Es ist unglaublich, wie Elina Hirvonen die Rückblicke verwendet. Es erinnerte mich vom Stil her ein wenig an "Homo faber" von Max Frisch. Sie werden genau dann eingefügt, wenn sie wichtig für die jetzige Situation sind, d.h. wenn man diese zum Verständnis des Verhaltens der Figuren braucht. Wenn man diese Rückblicke liest, kann man zu 100% nachvollziehen, warum der-/diejenige so handelt, wie sie eben handelt und/ oder denkt.

Die Charaktere sind super ausgearbeitet und vor allem Anna erscheint mir sehr sympathisch - sie glaubt an das Gute  im Menschen und gibt nie auf. Trotzdem schafft sie es für sich klare Grenzen zu definieren.

Wer es mir etwas schwer gemacht hat, ist der Vater, der Joona gegenüber sehr gewalttätig und "bösgesonnen" war. Allerdings erfährt man auch etwas über seine Vergangenheit und kann nachvollziehen, wie es in ihm aussieht - auch wenn das überhaupt keine Entschuldigung für sein Verhalten ist.

Anna und Joonas Mutter verhält sich im ganzen Roman über sehr ruhig und man erfährt nicht viel über sie. Sie erscheint sehr schüchtern, zurückhaltend und teilweise verängstigt.

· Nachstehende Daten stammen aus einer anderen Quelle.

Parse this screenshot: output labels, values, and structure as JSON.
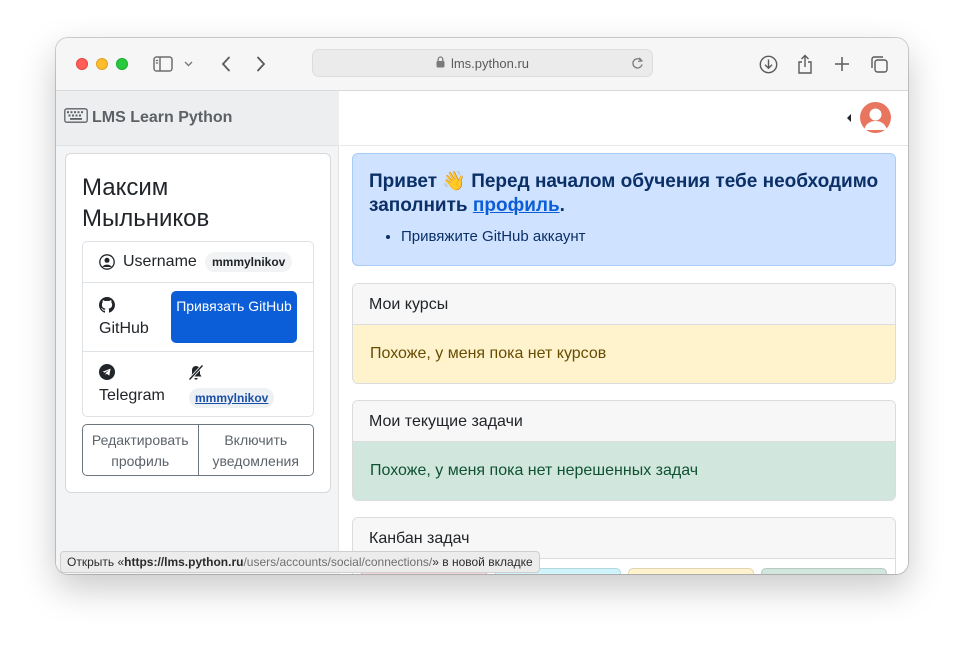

Sie fühlt sich hilflos und hat Angst, dass die ganze Familie zerbricht, traut sich aber nicht einzuschreiten, wenn ihr Mann ausrastet. 

Der Schreibstil ist sehr ansprechend. Er ist flüssig zu lesen und dennoch sehr ausgeschmückt und tiefgründig. Das Buch hat nur 160 Seiten, aber man hat das Gefühl, man erfährt so viel über die Personen, als wären es mindestens 300 Seiten lang. Es ist überhaupt nicht oberflächlich - Elina Hirvonen hat ganze Arbeit geleistet.


Fazit:


Ein unglaublich tolles Buch, das ich nicht aus der Hand legen konnte. Tiefgründig und toll geschrieben sind die 160 Seiten im Nu gelesen. Die Geschichte regt zum Nachdenken an und versucht die Stigmatisierung von psychischen Krankheiten in Frage zu stellen. Eine absolute Leseempfehlung meinerseits!